Life is a funny thing.






It's funny how when some people shoot up, others fall down.  It's funny how when something falls apart, other things fall together.  It's funny how when your something falls apart, someone else's something begins to fall together.
But Kelsey, I want us to stay best friends.  I always have and always will.
I shouldn't feel betrayed, I shouldn't feel even the slightest bit jealous.  I shouldn't wonder if she remembers.  I shouldn't still be hurt about it.  I shouldn't still give him such a cold shoulder, but I don't know how to reinstate a friendship-especially knowing what I do about him now.  Maybe I overreacted.  But, love, you know my old stories and so did he.  You know why I feel the way I do and you know why I'm acting the way I am.
Have we grown so far apart that you've forgotten?
I know I shouldn't feel like this.  I know I shouldn't wonder and I know I shouldn't blame myself.  I know there's nothing I can do that can make me completely happy anymore.  I love to be a part of something, I love to feel like I'm relied on and loved and that I am a part of it.  I know it could've all been down without me but I also know that I've changed in the eyes of many, and I love that.  I love you still, which is why I'm saying right now:  Be careful.
Be careful when he takes you places and brings his sister, be careful when he winks at you.  Be careful of his arms and how they sneak around you.  I know you may not like him now but I know you have and I know that it's likely you might in the future again, and I want you to be careful.  Because the feeling of being betrayed by someone like him, someone that you would have never expected, is not one I want you to go through.  You may be older than me by seven months, but I have experience and I understand some things.  You're my sweet, innocent best friend and I couldn't bear to watch you lose that.  I ask that you take the time to re-read the card that I gave to you for your birthday again.  I ask that you think and be careful what you say around and to people.  Be careful, and I love you.
love always, laura.

Thursday, November 10, 2011

Meow.

I want my own special cliche.






I want one of those silly, cheesy, romantic cliches where the guy notices everything about the girl and whispers about her to his friends and buys her roses when she's feeling down [or taco bell] and she doesn't even have to tell him when she's feeling down because he knows her "isms" so well that he can just tell.
Taft?
I want a guy to randomly wrap me in his arms and give me a cliche bear hug and hold me tight and maybe whisper in my ear that it's all going to be okay because he can tell I'm stressed and worn out and he knows this is just what I need because he will know me so well.
Chaz?
I want a guy to smile every time he sees me or thinks of me and to always catch my eye in that cliche romance novel kind of way, where instead of looking away we both hold our gazes and slowly he smiles or winks or whatever he thinks would make me feel the most special [and he'd know because he knows me so well.]
...Connor?!
I want to be completely oblivious of his feelings [maybe have a crush on him too] and him feel frustrated because everyone but me can see that he's heels over head for me [our head is already over our heels, so I modified it] and it not even to matter that I'm so awkward and say the randomest things and have conversations in Tabby [it's a cat language].  He'd just accept me for who I am.
Darn darn darn I don't even know anyone that would every fit these!
I just want a guy to care.  I want him to want to make me happy and to try in subtle ways.  I want my cliche John or Kent or Harry or any other cliche character that I've read about.
No one would feel this way for me.  Darn darn darn darn darn.
I think cliches can be good.
It's fine I don't get one.
love always, laura.

Sunday, November 6, 2011

Before we all fall.

Most of the time you just don't know how and why the threads are looped together, and that's okay.
Do a good thing and something bad happens.
Do a bad thing and something good happens.
Do nothing and everything explodes.

[Before I Fall by Lauren Oliver.  My favorite book.]

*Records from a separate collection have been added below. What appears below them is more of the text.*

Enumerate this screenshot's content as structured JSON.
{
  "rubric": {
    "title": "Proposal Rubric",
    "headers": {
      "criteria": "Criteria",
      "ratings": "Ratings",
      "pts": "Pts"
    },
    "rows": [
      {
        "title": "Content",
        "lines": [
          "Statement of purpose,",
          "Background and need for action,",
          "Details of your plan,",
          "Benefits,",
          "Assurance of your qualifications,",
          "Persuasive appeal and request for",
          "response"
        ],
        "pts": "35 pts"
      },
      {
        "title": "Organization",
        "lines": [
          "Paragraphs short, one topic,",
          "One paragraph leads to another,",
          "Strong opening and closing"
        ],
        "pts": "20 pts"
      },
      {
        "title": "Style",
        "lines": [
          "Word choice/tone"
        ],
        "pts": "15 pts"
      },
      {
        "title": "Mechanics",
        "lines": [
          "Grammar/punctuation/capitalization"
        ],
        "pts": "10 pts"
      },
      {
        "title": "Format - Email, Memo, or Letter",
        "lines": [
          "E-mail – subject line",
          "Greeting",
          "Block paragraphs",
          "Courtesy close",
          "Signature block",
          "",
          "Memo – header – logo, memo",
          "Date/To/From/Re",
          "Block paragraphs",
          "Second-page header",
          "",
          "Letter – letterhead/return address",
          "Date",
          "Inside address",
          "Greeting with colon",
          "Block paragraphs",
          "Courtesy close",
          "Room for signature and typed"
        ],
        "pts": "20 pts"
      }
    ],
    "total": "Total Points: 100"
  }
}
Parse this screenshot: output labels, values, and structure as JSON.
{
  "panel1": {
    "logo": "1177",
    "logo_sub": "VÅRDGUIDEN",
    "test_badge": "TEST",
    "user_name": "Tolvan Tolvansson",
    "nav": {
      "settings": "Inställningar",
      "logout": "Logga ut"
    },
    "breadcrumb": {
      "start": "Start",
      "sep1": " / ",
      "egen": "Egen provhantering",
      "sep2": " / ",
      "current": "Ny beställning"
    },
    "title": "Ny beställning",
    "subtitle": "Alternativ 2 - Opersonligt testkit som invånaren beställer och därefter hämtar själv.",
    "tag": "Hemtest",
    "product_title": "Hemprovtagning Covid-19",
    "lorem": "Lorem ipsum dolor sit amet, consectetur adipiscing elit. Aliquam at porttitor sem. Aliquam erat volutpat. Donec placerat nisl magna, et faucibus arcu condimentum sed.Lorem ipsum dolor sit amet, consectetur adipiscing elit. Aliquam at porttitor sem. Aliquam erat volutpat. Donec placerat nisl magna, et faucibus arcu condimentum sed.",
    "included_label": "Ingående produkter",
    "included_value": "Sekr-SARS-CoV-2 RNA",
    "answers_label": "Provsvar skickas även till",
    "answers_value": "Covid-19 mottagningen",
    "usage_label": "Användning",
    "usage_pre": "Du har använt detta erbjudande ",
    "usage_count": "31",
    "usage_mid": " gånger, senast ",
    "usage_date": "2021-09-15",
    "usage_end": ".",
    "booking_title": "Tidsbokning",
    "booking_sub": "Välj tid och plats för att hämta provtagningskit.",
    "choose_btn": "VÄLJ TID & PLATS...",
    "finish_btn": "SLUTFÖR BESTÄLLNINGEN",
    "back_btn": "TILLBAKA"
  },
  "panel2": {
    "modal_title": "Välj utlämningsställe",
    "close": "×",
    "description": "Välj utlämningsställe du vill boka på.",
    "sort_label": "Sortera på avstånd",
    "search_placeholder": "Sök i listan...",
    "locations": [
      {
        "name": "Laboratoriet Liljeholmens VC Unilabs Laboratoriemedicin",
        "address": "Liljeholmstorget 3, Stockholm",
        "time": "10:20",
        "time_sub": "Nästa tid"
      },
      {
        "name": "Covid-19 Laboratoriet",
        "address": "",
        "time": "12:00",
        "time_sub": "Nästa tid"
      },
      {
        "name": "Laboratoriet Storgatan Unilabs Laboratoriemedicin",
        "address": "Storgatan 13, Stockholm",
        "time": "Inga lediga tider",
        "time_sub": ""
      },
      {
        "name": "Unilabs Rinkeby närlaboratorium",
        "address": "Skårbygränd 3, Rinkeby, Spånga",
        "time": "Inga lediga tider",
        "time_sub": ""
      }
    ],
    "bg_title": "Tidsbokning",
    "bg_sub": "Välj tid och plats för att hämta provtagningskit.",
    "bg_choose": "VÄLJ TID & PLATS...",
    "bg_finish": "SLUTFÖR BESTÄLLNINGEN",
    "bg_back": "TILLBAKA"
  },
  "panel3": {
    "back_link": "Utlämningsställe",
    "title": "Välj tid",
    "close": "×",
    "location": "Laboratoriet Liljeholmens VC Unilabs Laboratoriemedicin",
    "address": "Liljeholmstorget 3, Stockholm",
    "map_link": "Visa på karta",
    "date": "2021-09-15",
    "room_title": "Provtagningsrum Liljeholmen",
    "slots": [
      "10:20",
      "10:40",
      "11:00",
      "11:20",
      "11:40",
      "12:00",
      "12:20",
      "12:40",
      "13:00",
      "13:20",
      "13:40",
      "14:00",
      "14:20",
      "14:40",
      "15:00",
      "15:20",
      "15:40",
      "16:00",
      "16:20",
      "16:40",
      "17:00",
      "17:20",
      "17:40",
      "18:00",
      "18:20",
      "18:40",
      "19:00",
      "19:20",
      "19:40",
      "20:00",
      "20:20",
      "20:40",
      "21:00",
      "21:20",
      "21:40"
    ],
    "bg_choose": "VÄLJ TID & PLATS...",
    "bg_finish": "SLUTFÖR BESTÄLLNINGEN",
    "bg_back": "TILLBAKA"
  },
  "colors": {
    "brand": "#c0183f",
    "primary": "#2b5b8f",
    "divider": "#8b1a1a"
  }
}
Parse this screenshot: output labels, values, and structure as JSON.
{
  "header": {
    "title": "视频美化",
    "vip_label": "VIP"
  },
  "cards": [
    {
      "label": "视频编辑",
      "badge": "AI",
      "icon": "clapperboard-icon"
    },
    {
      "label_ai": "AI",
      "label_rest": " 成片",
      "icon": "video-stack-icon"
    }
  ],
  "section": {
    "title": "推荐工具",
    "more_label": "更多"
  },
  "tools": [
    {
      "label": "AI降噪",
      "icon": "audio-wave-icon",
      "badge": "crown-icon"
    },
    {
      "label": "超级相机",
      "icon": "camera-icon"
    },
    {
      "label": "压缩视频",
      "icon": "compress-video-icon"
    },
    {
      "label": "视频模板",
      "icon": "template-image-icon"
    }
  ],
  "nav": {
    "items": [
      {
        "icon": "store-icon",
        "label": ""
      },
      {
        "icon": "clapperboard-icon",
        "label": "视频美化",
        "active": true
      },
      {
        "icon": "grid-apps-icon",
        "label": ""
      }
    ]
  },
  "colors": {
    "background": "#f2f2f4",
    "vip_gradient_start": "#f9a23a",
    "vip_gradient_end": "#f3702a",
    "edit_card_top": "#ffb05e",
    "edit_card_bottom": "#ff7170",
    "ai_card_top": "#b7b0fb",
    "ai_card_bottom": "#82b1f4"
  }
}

How different we would act if we knew it were our last day.

How different everything would be and everything would seem.

Our problem isn't that we're afraid of death, it's that we're afraid of goodbye.  Who wants to say goodbye to the sights and the sounds and the feelings and most of all, the people?  The other people that we connect with because secretly, we're all the same?  And yet, we're all so different.  How could anyone say goodbye to the people that wait for you to get inside of your house at eleven thirty at night, and then let you hang out in your car for half an hour because the garage code isn't working and alex doesn't get home until midnight? [Thank you, Connor.]  How could anyone say goodbye to singing along to songs you don't know and stepping on the bright green moss around your pond?  How could we say goodbye to the sun rising in the morning or the Friday nights where you don't have to worry about what time it is?  There is so much to see if you look for it and so much to hear if you listen for it and so much to feel if you're ready for it.  What does it really matter if he'll never like you back?  At least you know you can feel for someone.  At least you know you have hope.  At least you know life moves on.  So what if he kissed more than you that week?  Does it matter now, when you don't feel for him anymore?  Give more than you get, smile more than you frown, listen a little too less than you should and do more than is neccessary.  Hold tighter before you let go, don't leave too early but don't stay too long either because there's too much to experience and too little time.  No one really lives forever, even though we all live like that.  So worry less and live more because nothing is going to matter when you're dead.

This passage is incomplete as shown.